Développé par la géophysicienne Zahra Zali du GFZ Potsdam, DeepStrain est un modèle de deep learning spécifiquement entraîné sur les enregistrements de jauges de déformation en forage du réseau NOTA (Network of the Americas) de la NSF . L'algorithme apprend à reconnaître les formes d'onde subtiles des glissements lents au sein du bruit multidimensionnel des données de déformation continues. Le code et la chaîne de prétraitement ont été rendus publics en août 2025, permettant à d'autres chercheurs d'appliquer la méthode à d'autres zones de faille
.
Appliqué à la région de Parkfield, DeepStrain a obtenu un résultat remarquable : il a détecté 90 % des SSE déjà répertoriés manuellement et, surtout, identifié 21 nouveaux SSE jusque-là manqués par l'analyse manuelle . Cela représente une augmentation d'environ 30 % du catalogue d'événements connus, offrant une image bien plus complète du comportement de cette section intensément étudiée de la faille de San Andreas.
Le résultat le plus significatif est peut-être apparu lorsque l'équipe a analysé la chronologie des SSE nouvellement détectés par rapport aux LFE. Les données ont montré que les glissements lents étaient souvent suivis de séismes de basse fréquence . Cette séquence temporelle suggère fortement un mécanisme causal : le glissement lent asismique charge ou déclenche la zone sismogène qui génère ensuite le LFE.

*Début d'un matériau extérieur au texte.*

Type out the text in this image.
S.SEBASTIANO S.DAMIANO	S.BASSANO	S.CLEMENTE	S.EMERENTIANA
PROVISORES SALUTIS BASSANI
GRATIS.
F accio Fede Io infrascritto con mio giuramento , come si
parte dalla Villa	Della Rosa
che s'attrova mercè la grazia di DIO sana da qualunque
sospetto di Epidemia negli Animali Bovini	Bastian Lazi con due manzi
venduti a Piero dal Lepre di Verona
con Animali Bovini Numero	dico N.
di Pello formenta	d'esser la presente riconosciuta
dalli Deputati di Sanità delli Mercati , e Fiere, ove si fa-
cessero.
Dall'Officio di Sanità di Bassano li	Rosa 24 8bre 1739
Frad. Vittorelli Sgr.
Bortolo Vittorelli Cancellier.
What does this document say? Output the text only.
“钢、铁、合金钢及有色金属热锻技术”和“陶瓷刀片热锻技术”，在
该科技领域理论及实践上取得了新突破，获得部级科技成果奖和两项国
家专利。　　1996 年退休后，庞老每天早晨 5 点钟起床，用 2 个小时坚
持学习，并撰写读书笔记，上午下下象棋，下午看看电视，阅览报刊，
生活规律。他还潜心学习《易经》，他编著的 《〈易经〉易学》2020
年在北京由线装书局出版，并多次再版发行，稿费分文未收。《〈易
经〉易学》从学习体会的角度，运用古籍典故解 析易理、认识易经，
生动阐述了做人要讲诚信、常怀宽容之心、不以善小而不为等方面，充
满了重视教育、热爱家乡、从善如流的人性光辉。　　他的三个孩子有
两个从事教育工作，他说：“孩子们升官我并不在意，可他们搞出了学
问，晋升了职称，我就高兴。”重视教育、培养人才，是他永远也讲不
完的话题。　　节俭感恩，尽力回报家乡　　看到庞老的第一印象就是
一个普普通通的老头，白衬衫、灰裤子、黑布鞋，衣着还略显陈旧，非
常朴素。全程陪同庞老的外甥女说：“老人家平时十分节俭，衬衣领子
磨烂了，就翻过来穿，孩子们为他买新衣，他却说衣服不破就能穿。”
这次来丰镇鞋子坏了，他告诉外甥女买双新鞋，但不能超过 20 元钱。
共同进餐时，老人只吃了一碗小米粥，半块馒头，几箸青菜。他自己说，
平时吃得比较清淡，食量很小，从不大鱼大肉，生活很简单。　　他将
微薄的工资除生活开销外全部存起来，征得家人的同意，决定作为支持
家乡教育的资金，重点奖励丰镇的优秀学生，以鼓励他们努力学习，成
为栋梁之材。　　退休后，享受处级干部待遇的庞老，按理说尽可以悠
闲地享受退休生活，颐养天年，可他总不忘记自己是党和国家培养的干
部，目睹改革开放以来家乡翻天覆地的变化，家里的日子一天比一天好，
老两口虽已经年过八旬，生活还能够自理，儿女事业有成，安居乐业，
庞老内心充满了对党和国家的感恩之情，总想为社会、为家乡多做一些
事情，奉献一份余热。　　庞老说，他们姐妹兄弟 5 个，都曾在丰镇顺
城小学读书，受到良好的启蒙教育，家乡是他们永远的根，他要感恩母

Ce résultat est cohérent avec des travaux antérieurs montrant que le trémor et l'activité LFE près de Parkfield partagent la même échelle moment-durée que les SSE, impliquant un lien physique . Les LFE ont longtemps été interprétés comme des indicateurs sismiques du glissement asismique environnant
, mais DeepStrain fournit la preuve géodésique la plus claire à ce jour que des glissements lents individuels précèdent et déclenchent probablement ces petits séismes.
DeepStrain démontre que l'IA peut extraire des signaux géodésiques situés en dessous du seuil de détection des réseaux GPS et de l'analyse manuelle des jauges de déformation. Ce catalogue élargi de SSE permet des études statistiques plus robustes du comportement des failles, des intervalles de récurrence et des conditions qui mènent à des séismes plus importants .
L'observation que les SSE précèdent systématiquement les LFE soutient les modèles dans lesquels le glissement lent charge les zones de faille voisines, les rapprochant potentiellement de la rupture. Cela a une pertinence directe pour la compréhension de la nucléation et de la récurrence des séismes sur la faille de San Andreas, une région critique pour l'évaluation des risques sismiques .
De par sa capacité à être déployé sur des données continues de jauges de déformation, DeepStrain offre un outil de détection quasi en temps réel des déformations transitoires qui pourraient précéder des séismes plus importants. Le réseau NOTA dispose déjà de l'infrastructure nécessaire de jauges de déformation et met à disposition de la communauté de recherche les données et les outils de traitement . Cela pourrait transformer la manière dont les systèmes d'alerte précoce intègrent les données géodésiques.
Ces travaux rejoignent un nombre croissant de preuves que le deep learning peut systématiquement extraire des signaux géophysiques invisibles aux méthodes traditionnelles. Des approches similaires – comme les CNN pour la détection de trémor en Cascadia et le deep learning pour l'identification des LFE sur la faille de San Andreas – ont montré que l'IA peut servir de « multiplicateur de force » pour les réseaux de surveillance existants . DeepStrain prouve que ce principe s'applique également aux données de jauges de déformation en forage, un type de capteur clé pour détecter les glissements transitoires dans les racines profondes des failles.
L'architecture précise de DeepStrain (qu'elle soit basée sur un réseau convolutif, récurrent ou transformer) n'est pas détaillée dans les résumés publics disponibles. Les détails méthodologiques complets se trouvent dans l'article publié dans Nature Communications (doi: 10.1038/s41467-026-74095-9) . De plus, l'algorithme n'a pour l'instant été validé que sur le segment de Parkfield ; ses performances sur d'autres zones de faille avec différentes configurations de jauges et caractéristiques de bruit restent à tester.